Monday, July 12, 2010

Moving Forward

I go to my new doctor today. After the whole miscarriage debacle I've decided to change doctors. I'm even fairly certain that I would have changed doctors before my second trimester had everything not happened, my old doctor became pretty uninterested in my concerns once I started to try and get pregnant. When your doctor doesn't give you the feeling that you can actually ask any questions because they're already half way out the door, probably time to change doctors. which is ironic, since this is the same doc that delivered my friends baby and she had a totally different experience with her. But whatever, following her lack of concern or communication during the whole miscarriage process I'm not going back. She never even wanted to see me after the D&C unless I was having problem, in which case she told Coach I could go to the ER. Makes you feel great right after you just had your uterus cleaned out. but oh well, the whole thing still makes me sigh with dismay. But at the time, what was I going to do? I was so sad that I just wanted to move on, even if it meant waiting a full week because she couldn't "schedule me" for the D&C because she was busy. Apparently my miscarriage was inconvenient for her, oh I'm so sorry. my bad. Whatever, I'm not going down that road again or I'll just get angry... again.

So anyway, I'm going to a new doctor that was recommend by one of my dudes at work. Which, in itself, sounds off. You have a OB recommendation from a male fireman? Why yes, yes I do. Here's why: his wife is a NICU nurse at one of the major hospitals in DFW, they had a miscarriage more awful than mine last year and their doctor came in the day after thanksgiving (on a holiday) to do her D&C, she's young but has a crazy good CV, and when you've had a miscarriage or complicated pregnancy she sees you every week during your first trimester to make sure everything is going ok. Uh, hi: my name is Colleen and if I wasn't paranoid before about loosing my baby before, you bet your ass I am now--are you my dream doctor? So that and various other reasons, not forgetting that when I called to make my appointment to meet her, the receptionist and her nurse were appalled at the whole back story and were so stinking nice that I'm feeling much more reassured that I ever would have before. Old doctors nurses: all bitches. So far: overly impressed with new doctors nurses. And she's in fort worth, which is about 15 miles closer to our house--which could be a big deal if I'm about to rip Coach's balls off during the "pre-epidural" ride to the hospital.

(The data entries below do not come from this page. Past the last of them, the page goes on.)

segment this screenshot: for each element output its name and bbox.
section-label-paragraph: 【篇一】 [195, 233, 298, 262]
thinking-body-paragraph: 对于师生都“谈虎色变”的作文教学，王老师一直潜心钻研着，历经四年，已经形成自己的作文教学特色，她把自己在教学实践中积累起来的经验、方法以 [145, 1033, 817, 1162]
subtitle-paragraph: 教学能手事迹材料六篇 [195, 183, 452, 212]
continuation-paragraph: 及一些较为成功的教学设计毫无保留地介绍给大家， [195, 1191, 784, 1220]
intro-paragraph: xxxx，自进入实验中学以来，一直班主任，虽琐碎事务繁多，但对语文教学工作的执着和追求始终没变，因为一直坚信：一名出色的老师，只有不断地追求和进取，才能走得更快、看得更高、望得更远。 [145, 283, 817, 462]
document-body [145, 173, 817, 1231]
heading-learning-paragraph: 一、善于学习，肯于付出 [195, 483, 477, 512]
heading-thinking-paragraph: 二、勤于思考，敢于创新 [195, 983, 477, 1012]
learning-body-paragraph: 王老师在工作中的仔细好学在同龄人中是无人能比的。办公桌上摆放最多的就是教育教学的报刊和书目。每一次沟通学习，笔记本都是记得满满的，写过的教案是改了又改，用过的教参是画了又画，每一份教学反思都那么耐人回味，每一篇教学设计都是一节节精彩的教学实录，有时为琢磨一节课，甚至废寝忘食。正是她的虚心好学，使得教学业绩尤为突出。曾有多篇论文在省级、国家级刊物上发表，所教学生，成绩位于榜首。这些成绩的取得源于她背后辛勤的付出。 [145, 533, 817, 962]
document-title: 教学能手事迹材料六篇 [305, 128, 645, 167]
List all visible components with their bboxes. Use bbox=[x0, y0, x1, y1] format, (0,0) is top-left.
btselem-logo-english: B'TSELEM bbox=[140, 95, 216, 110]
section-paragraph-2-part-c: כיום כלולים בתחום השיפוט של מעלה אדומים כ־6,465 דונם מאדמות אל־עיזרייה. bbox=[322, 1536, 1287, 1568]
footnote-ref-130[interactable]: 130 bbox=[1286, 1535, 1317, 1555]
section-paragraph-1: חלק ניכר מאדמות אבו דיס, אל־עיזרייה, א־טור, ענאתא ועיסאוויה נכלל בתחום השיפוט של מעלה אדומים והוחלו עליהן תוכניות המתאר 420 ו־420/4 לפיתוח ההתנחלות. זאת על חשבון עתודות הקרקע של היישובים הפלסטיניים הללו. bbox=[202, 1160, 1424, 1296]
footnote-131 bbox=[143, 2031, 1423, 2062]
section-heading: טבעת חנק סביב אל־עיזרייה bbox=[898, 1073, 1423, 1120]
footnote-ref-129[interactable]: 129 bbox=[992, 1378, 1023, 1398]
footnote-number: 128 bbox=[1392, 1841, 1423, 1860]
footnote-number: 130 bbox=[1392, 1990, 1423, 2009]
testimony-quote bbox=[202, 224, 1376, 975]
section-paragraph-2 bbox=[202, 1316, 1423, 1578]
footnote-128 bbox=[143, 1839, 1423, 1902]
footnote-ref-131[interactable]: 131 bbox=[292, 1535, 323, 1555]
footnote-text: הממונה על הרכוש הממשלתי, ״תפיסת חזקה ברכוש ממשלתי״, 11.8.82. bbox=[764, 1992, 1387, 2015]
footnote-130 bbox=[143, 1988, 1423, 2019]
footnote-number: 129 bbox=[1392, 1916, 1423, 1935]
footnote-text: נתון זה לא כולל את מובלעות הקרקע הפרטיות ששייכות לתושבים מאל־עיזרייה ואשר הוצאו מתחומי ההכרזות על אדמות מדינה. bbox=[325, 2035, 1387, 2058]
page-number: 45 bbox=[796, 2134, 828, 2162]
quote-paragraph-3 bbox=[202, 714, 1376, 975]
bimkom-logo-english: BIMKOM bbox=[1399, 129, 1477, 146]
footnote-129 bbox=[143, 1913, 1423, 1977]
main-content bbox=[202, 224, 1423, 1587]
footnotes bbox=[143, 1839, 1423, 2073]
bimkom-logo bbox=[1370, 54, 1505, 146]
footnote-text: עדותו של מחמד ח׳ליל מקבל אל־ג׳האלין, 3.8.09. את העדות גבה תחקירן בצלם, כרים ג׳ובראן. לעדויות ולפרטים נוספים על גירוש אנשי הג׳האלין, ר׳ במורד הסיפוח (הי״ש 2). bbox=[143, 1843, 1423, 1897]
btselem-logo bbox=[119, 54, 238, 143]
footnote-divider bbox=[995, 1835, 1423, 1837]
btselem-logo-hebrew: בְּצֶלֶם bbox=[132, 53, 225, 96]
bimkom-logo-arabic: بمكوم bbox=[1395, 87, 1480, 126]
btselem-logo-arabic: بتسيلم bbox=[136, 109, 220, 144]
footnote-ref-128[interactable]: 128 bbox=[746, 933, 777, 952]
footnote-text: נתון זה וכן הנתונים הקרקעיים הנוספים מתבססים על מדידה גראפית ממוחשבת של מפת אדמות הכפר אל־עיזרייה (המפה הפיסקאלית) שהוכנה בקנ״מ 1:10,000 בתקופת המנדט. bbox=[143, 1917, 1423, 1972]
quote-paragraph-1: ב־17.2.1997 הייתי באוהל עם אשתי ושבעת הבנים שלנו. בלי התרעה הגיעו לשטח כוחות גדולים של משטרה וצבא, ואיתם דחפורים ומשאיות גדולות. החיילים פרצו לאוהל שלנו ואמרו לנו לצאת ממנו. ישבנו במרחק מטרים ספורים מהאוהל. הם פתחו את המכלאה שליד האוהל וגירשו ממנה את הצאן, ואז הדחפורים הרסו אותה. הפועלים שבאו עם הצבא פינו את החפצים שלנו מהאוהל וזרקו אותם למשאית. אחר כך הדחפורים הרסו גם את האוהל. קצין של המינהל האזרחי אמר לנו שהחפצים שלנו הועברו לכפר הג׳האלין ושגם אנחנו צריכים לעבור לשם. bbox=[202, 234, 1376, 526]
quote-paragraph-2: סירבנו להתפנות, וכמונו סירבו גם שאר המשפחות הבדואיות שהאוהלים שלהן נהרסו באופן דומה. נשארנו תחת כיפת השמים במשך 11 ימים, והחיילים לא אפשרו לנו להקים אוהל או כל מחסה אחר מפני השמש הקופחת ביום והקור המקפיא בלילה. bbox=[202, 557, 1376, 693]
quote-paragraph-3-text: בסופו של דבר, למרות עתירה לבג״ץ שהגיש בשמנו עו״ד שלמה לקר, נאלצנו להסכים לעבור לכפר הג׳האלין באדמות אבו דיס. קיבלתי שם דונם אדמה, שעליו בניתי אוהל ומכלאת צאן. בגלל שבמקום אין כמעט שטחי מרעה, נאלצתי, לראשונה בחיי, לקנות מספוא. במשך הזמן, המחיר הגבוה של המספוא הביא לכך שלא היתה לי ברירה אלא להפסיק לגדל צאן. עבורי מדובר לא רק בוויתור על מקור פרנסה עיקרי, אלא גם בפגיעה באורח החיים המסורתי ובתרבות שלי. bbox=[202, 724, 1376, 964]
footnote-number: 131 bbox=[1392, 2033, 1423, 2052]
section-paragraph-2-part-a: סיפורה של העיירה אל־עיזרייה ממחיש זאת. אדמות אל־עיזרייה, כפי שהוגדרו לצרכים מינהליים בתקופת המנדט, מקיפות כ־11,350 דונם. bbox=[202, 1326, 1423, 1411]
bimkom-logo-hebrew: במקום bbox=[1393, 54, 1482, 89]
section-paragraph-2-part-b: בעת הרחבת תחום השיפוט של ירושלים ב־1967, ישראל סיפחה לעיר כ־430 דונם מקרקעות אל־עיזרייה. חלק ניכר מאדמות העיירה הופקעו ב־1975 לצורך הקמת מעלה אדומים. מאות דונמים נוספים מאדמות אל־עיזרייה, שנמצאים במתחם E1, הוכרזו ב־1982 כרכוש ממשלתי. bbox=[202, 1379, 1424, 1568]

Soooo... yeah I'm both excited and nervous. Hopefully she'll clear me this month, we can start trying again, and baby will be here shortly. Now that I'm feeling better (finally), weight has slowly come off (not all, but some), and boobs have deflated slightly, I'm really ready to get going on this baby train again. I'm even more excited than last time really, which is saying a lot.

My sister was even super supportive when we were talking about it on Friday. She apparently bought a bunch of cute stuff for the baby before I miscarried. But she told me that no matter how far along I am for the wedding, not to worry that she knows I care about her and her fiance and that if I'm too big to stand at the altar we'll deal but she doesn't want me to worry about it. Just worry about the healthy baby. How sweet is that? Although I'd like to not deliver on her wedding dress! So we'll see, cross that bridge when we get to it.

lastly, we saw Despicable Me this weekend--holy shnikies that movie was awesome. go see it. I can't wait for it on Bluray, I want to watch it over and over again. I haven't laughed that hard in a long time.